In the latter, around 5,000 and 7,000 substances were detected, respectively, in positive mode and in negative mode in each sample. However, there were 992 and 585 successfully identified substances for the positive mode and negative mode, respectively. Differences in signal intensities were observed between two monkey groups in the concentrations of plant secondary metabolites such as cyanogenic glycosides, flavonoids, and phenolics (Supplementary Tables 2 and 3). These differences separate one group from another on a PCA plot (Fig. 3A–C).

Fig. 3.

Principal component analysis (PCA) plot for identified metabolites by Liquid chromatography-quadrupole time-of-flight mass spectrometry (LC-QTOF-MS). (A) Metabolites identified by a positive mode, (B) metabolites identified by a negative mode. (C) PCA plot for compiled data with positive and negative mode analyses. Sample IDs are shown in Fig. 1. Values in % on the top of the figure show contribution rate of PC1.

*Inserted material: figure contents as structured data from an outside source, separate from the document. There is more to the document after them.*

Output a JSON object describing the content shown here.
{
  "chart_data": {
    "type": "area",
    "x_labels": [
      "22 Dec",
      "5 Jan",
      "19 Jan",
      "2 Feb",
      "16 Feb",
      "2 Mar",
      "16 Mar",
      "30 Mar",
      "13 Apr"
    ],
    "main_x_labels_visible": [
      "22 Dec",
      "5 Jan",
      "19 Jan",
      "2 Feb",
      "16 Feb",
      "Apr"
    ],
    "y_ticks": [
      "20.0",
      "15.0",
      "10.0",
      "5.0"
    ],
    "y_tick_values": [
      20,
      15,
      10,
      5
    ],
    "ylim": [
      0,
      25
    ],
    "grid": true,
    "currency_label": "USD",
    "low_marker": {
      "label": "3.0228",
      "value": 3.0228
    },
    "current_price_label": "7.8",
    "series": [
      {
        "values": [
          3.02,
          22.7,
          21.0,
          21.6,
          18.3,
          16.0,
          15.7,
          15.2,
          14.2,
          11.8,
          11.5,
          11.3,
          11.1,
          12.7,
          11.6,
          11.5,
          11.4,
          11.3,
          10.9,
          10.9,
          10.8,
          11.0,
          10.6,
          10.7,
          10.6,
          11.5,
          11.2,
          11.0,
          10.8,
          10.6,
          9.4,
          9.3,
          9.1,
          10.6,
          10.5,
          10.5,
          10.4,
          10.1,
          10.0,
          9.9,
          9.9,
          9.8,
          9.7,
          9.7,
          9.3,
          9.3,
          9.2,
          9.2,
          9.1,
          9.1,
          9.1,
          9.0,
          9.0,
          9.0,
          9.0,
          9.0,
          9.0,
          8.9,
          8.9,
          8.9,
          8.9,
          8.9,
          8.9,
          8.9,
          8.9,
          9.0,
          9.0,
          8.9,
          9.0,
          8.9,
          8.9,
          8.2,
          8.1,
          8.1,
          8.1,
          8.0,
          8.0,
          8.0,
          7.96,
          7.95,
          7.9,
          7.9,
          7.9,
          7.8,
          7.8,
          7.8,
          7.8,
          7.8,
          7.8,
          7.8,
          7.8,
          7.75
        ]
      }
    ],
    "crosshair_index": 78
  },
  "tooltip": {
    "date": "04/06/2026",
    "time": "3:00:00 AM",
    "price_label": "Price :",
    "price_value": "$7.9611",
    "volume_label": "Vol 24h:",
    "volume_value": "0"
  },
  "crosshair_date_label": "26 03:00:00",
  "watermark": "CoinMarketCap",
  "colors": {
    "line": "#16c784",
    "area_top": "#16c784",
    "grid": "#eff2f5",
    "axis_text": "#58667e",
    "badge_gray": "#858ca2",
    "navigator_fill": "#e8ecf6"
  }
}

Since this study is of a preliminary nature, we did not follow the feeding behavior of these two different groups. Therefore, we could not conclude the reason for such differences in metabolite profiles. However, food eaten in the previous 24 hr might be different between two groups of monkeys, because we detected the major differences in concentrations of plant secondary metabolites in fecal metabolite profiles. In fact, Japanese macaques in Yakushima feed mainly on plants [6] and secondary metabolite concentration varies with plant species [3].

The present study clearly shows the usefulness of metabolomic analyses of fresh feces using LC-MS/MS and LC-QTOF-MS in ecological studies, particularly to distinguish the feeding behavior of hosts. Fresh fecal samples are generally considered as the best samples for the fecal metabolite analysis due to the decay of volatile metabolites such as short chain fatty acids, ammonia and hydrogen sulfides. Although the present analyses targeted the hydrophilic metabolite seemed to be less influenced by the time of exposure to air, we followed the general consensus about superiority of immediately frozen freshly defecated samples. Further elucidation is required to validate the present analytical approach by increasing the number of fecal samples from different monkey groups.

CONFLICT OF INTEREST

The authors declare no conflict of interest.